İlk defadır ki AKP içindeki insanlar kendisinden şüphe duymaya başlamış bulunuyor. Parti üyeleri bile kendisini anayasanın gerçekte tanıdığından çok daha fazla siyasal güç sahibi bir fiilî başkan kılmasından rahatsızlık duyuyor
Erdoğan siyasi hayatı için savaşıyor; 7 Haziran seçimleriyle şimdiden güçsüz düşmüş durumda. İlk defadır ki AKP içindeki insanlar kendisinden şüphe duymaya başlamış bulunuyor. Parti üyeleri bile kendisini anayasanın gerçekte tanıdığından çok daha fazla siyasal güç sahibi bir fiilî başkan kılmasından rahatsızlık duyuyor
Türkiye Cumhurbaşkanı Recep Tayyip Erdoğan, geçici başbakan Ahmet Davutoğlu’nun bir koalisyon hükümeti kurma çabalarını bırakması üzerine bugün baskın seçim açıklamasında bulundu. Son meclis seçimleri sadece 2 ay önce yapılmıştı, ne var ki Davutoğlu bir koalisyon kurmayı başaramadı ve muhalefet partileri bir azınlık hükümetine destek vermeyeceklerini çoktan açıklamıştı.

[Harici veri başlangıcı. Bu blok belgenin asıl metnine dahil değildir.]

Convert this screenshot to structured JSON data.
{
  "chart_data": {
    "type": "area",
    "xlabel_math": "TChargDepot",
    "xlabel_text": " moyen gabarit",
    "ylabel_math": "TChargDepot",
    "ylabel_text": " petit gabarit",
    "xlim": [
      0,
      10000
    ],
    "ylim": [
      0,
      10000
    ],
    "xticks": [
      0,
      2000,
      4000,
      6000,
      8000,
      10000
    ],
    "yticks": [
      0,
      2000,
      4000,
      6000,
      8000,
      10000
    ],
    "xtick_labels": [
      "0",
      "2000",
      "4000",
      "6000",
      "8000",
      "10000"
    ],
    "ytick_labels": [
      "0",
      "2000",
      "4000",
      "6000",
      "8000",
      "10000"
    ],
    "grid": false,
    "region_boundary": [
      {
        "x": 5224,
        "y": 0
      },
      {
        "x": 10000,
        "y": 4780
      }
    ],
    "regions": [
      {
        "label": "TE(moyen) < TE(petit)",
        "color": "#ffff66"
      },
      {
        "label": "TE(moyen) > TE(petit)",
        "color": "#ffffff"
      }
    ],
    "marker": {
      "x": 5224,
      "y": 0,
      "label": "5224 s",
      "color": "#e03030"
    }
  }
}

Türkiye için belirsizliklerle dolu bir an ve seçimlere gitmek için potansiyel olarak zor bir zaman. Ülke IŞİD’e karşı büyük askeri saldırılara girişmiş ve Kürt militan grubu PKK ile mücadeleye tutuşmuş durumda. Türkiye IŞİD’e karşı ABD ile ittifak yaptıysa da iki ülke arasındaki ilişkiler epeydir gergin, yeni bir seçim de bu ilişkileri daha da karmaşıklaştırabilir.
Hafta başında, güvenlik ve yükselen demokrasiler üzerine bir uzman olup Türkiye üzerinde yoğunlaşan, Center for American Progress kurumunun kıdemli çalışanlarından Michael Werz ile yeni seçimlerin önemi hakkında konuştum. Okuyacağınız, bu konuşmanın yayın için hafifçe gözden geçirilip tashih edilmiş bant çözümüdür. – Annet Meiritz
Annett Meiritz: Bu hafta Türkiye bir iktidar koalisyonu ihtimallerini tüketti. Pazar gününden itibaren Erdoğan resmen bir erken seçim çağrısında bulunabilir. Buna ne kadar ihtimal veriyorsunuz?

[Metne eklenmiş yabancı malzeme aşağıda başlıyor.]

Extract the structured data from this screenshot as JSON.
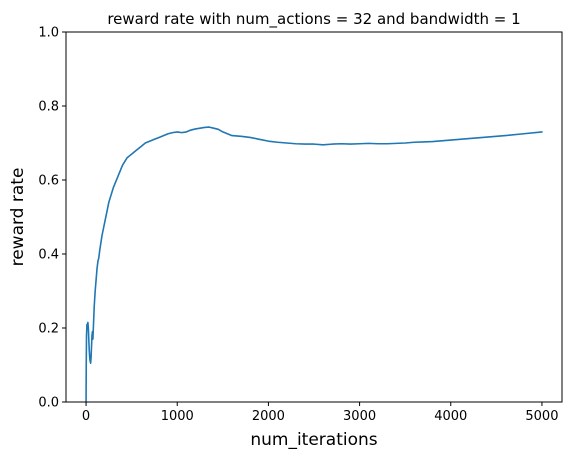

Michael Werz: Türkiye, büyük bir ihtimalle Kasım ayında hatta daha bile erken yeni seçimlerle karşılaşacak. Baştan beri Cumhurbaşkanı Erdoğan’ın stratejisi buymuş gibiydi. Bu Türkiye için iyi bir gelişme değil.
7 Haziran’daki seçimlerde iki güçlü parti öne çıkmıştı. Erdoğan’ın iktidardaki İslamcı partisi AKP ile sosyal demokrat CHP. Ülke için en iyi çözüm, bu iki partinin belli bir siyasal rahatlama getirecek bir ulusal birlik hükümeti kurması olurdu.

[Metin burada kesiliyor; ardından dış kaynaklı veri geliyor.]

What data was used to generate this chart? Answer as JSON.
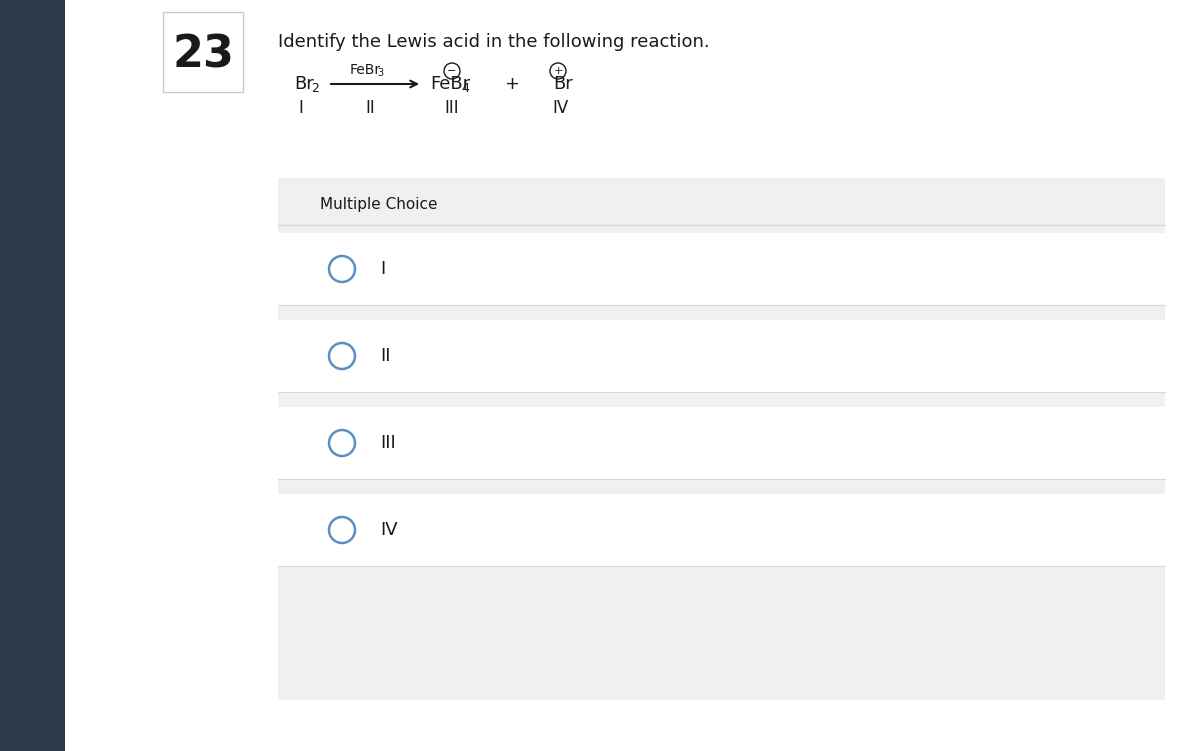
{
  "title": "Identify the Lewis acid in the following reaction.",
  "question_number": "23",
  "reaction_labels": [
    "I",
    "II",
    "III",
    "IV"
  ],
  "multiple_choice_label": "Multiple Choice",
  "choices": [
    "I",
    "II",
    "III",
    "IV"
  ],
  "sidebar_color": "#2e3a4a",
  "bg_main": "#ffffff",
  "bg_question_box": "#f0f0f0",
  "bg_choice": "#ffffff",
  "circle_color": "#5b8ec4",
  "text_color": "#1a1a1a",
  "number_box_border": "#cccccc"
}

Türkiye Suriye’de IŞİD’e ve Kuzey Irak’ta mevzilenen Kürt asilere karşı iki cephede birden savaşıyor. Erdoğan böyle bir durumda seçimlere gitmeye neden bu kadar hevesli?
Erdoğan’ın gerekçeleri çok açık. Solcu ve Kürt ağırlıklı Türkiye partisinin HDP’nin seçim başarısı, Cumhurbaşkanı Erdoğan’ın Türk siyasetine, eğitim sistemine ve kültürüne tutucu dinsel ilkeler aşılama yönünde giderek saldırganlaşan girişimlerine karşı bir meydan okuma oldu.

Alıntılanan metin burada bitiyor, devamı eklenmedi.